Getting the first non None value from list

Question

Given a list, is there a way to get the first non-None value? And, if so, what would be the pythonic way to do so?

For example, I have:

• a = objA.addr

Answer 1

I think this is the simplest way when dealing with a small set of values (will work in a list comprehension as well):

firstVal = a or b or c or d

Will always return the first non "False" value which works in some cases (given you dont expect any values which could evaluate to false as @GrannyAching points out below)

Answer 2

You can use next():

>>> a = [None, None, None, 1, 2, 3, 4, 5]
>>> next(item for item in a if item is not None)
1

If the list contains only Nones, it will throw StopIteration exception.

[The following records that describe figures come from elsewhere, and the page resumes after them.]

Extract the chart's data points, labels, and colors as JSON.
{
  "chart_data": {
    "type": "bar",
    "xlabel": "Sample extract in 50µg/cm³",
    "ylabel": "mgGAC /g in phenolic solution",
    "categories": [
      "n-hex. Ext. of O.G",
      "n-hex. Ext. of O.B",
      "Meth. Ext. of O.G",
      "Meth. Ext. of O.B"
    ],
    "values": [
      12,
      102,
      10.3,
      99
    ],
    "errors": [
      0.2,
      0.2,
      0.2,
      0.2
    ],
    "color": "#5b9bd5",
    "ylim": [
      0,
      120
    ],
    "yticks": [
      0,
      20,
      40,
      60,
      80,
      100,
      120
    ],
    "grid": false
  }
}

If you want to have a default value in this case, do this:

>>> a = [None, None, None]
>>> next((item for item in a if item is not None), 'All are Nones')
All are Nones

Answer 3

first_true is an itertools recipe found in the Python 3 docs:

def first_true(iterable, default=False, pred=None):
    """Returns the first true value in the iterable.

    If no true value is found, returns *default*

    If *pred* is not None, returns the first item
    for which pred(item) is true.

    """
    # first_true([a,b,c], x) --> a or b or c or x
    # first_true([a,b], x, f) --> a if f(a) else b if f(b) else x
    return next(filter(pred, iterable), default)

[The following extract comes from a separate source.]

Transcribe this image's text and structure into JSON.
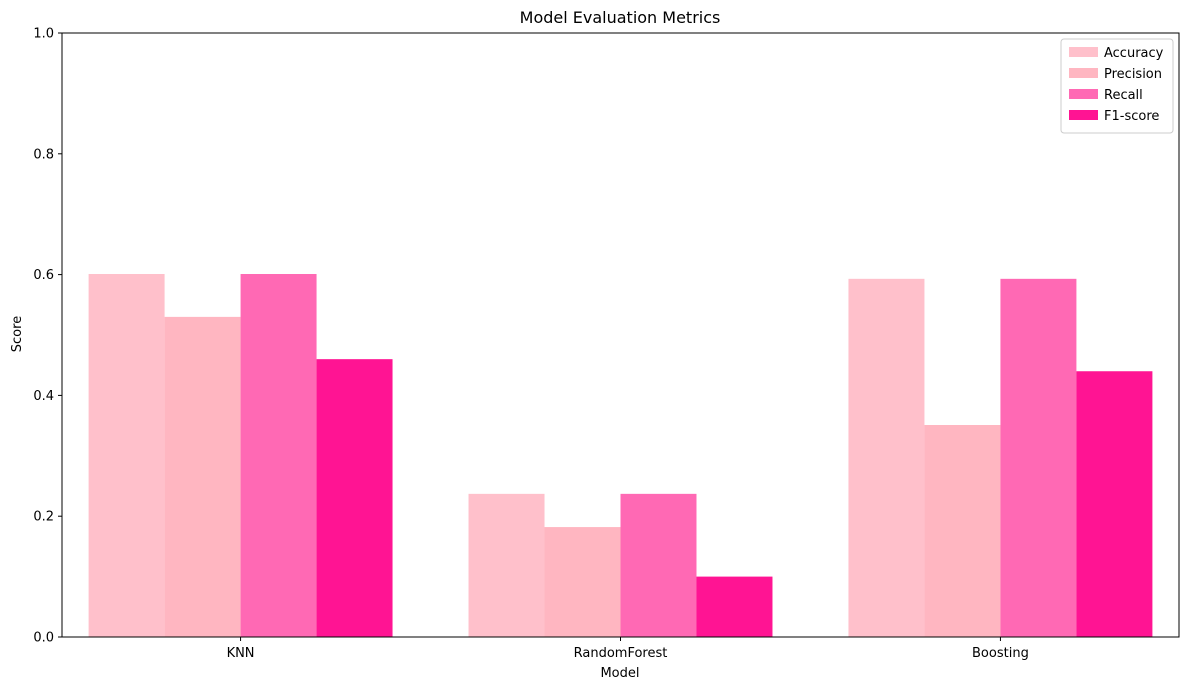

One may choose to implement the latter recipe or import more_itertools, a library that ships with itertools recipes and more:

> pip install more_itertools

Use:

import more_itertools as mit

a = [None, None, None, 1, 2, 3, 4, 5]
mit.first_true(a, pred=lambda x: x is not None)
# 1

a = [None, None, None]
mit.first_true(a, default="All are None", pred=lambda x: x is not None)
# 'All are None'

---

Why use the predicate?

"First non-None" item is not the same as "first True" item, e.g. [None, None, 0] where 0 is the first non-None, but it is not the first True item. The predicate allows first_true to be useable, ensuring any first seen, non-None, falsey item in the iterable is still returned (e.g. 0, False) instead of the default.

a = [None, None, None, False]
mit.first_true(a, default="All are None", pred=lambda x: x is not None)
# 'False'

Answer 4

Adapt from the following (you could one-liner it if you wanted):

values = (a, b, c, d)
not_None = (el for el in values if el is not None)
value = next(not_None, None)

This takes the first non None value, or returns None instead.

Answer 5

When the items in your list are expensive to calculate such as in

first_non_null = next((calculate(x) for x in my_list if calculate(x)), None)

# or, when receiving possibly None-values from a dictionary for each list item:

first_non_null = next((my_dict[x] for x in my_list if my_dict.get(x)), None)

then you might want to avoid the repetitive calculation and simplify to:

first_non_null = next(filter(bool, map(calculate, my_list)), None)

# or:

first_non_null = next(filter(bool, map(my_dict, my_list)), None)

Thanks to the usage of a generator expression, the calculations are only executed for the first items until a truthy value is generated.